Online Etymology Dictionary (Etymonline)
- Available in: English
- Owner: Harper Family LLC
- Registration: Optional
- Current status: Active
- Content license: Proprietary
- OCLC number: 51773921

= Etymonline =

Online etymological dictionary

The Online Etymology Dictionary, also known by its domain name Etymonline, is an American online dictionary of the origins and historical development of English words, compiled and written primarily by Douglas R. Harper.
Harper founded the project in 2001. Since 2021, Talia Felix has served as associate editor.

==History and description==

Logo in 2007

Harper has described the project as an attempt to provide a comprehensive, freely available etymological reference online, characterizing his work primarily as compiling and evaluating earlier etymological scholarship.
The dictionary distinguishes etymology from definition and notes that the two should not be treated as interchangeable.

===Sources and methodology===
Etymonline's etymologies are based on established print dictionaries and related scholarship.
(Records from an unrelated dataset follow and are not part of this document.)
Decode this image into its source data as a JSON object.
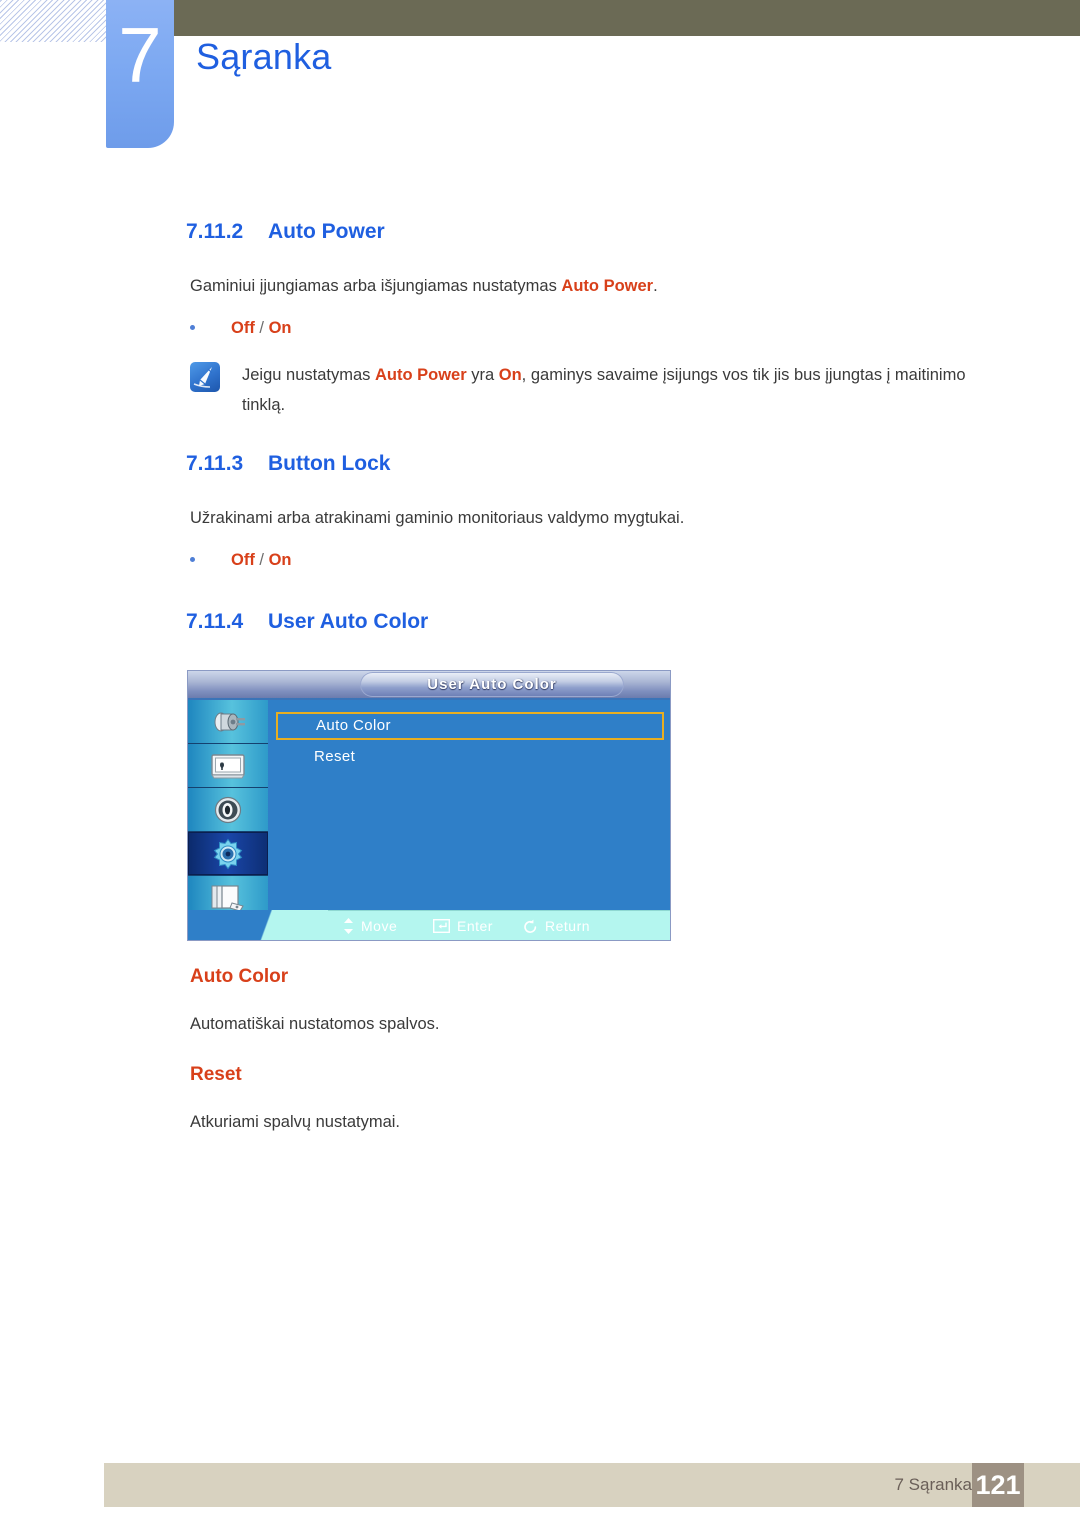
{
  "header": {
    "chapter_number": "7",
    "chapter_title": "Sąranka"
  },
  "sections": [
    {
      "number": "7.11.2",
      "title": "Auto Power",
      "paragraph_pre": "Gaminiui įjungiamas arba išjungiamas nustatymas ",
      "paragraph_em": "Auto Power",
      "paragraph_post": ".",
      "bullet_off": "Off",
      "bullet_sep": " / ",
      "bullet_on": "On"
    },
    {
      "number": "7.11.3",
      "title": "Button Lock",
      "paragraph": "Užrakinami arba atrakinami gaminio monitoriaus valdymo mygtukai.",
      "bullet_off": "Off",
      "bullet_sep": " / ",
      "bullet_on": "On"
    },
    {
      "number": "7.11.4",
      "title": "User Auto Color"
    }
  ],
  "note": {
    "icon": "note-pencil-icon",
    "text_1": "Jeigu nustatymas ",
    "em_1": "Auto Power",
    "text_2": " yra ",
    "em_2": "On",
    "text_3": ", gaminys savaime įsijungs vos tik jis bus įjungtas į maitinimo tinklą."
  },
  "osd": {
    "title": "User Auto Color",
    "sidebar_icons": [
      "input-source-icon",
      "picture-icon",
      "sound-speaker-icon",
      "setup-gear-icon",
      "multi-control-icon"
    ],
    "selected_sidebar_index": 3,
    "items": [
      {
        "label": "Auto Color",
        "highlighted": true
      },
      {
        "label": "Reset",
        "highlighted": false
      }
    ],
    "hints": [
      {
        "icon": "updown-arrow-icon",
        "label": "Move"
      },
      {
        "icon": "enter-key-icon",
        "label": "Enter"
      },
      {
        "icon": "return-arrow-icon",
        "label": "Return"
      }
    ],
    "colors": {
      "body": "#2f7fc8",
      "highlight_border": "#e8ae22",
      "bottom_bar": "#b4f6ef"
    }
  },
  "descriptions": [
    {
      "heading": "Auto Color",
      "body": "Automatiškai nustatomos spalvos."
    },
    {
      "heading": "Reset",
      "body": "Atkuriami spalvų nustatymai."
    }
  ],
  "footer": {
    "label": "7 Sąranka",
    "page_number": "121"
  }
}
Harper lists the Oxford English Dictionary, the Barnhart Dictionary of Etymology, works by Ernest Klein and Ernest Weekley, and Proto–Indo-European references such as Calvert Watkins among the site's core sources.

The site maintains a published bibliography of principal reference works consulted in the compilation of database, but does not attribute individual citations. Etymonline has also been characterized in computational linguistics literature as a compilation drawing on numerous published sources.

===Platform and services===
In addition to the main dictionary, Etymonline publishes editorial columns and maintains an official discussion forum.
The website offers a paid subscription service, Etymonline Premium. It also distributes official apps and browser tools, including iOS and Android apps and a Chrome extension.

According to its terms of service, the site asserts proprietary rights in its content and restricts unauthorized reuse of its material.

==Reception==
The Online Etymology Dictionary has been listed and described in library and reference catalogs, including the University of Pennsylvania Libraries' Online Books Page and McMaster University Libraries' database directory. It has also been recommended as a public reference resource by libraries such as Forbes Library.
In a 2023 software review in Technology in Language Teaching & Learning, Ibrahim Halil Topal evaluated the site as an online dictionary resource and discussed both potential advantages and limitations for learners and educators.
A 2017 master's thesis used Etymonline as a case study in proposing ways to reorganize an etymological database to support enhanced searching and browsing.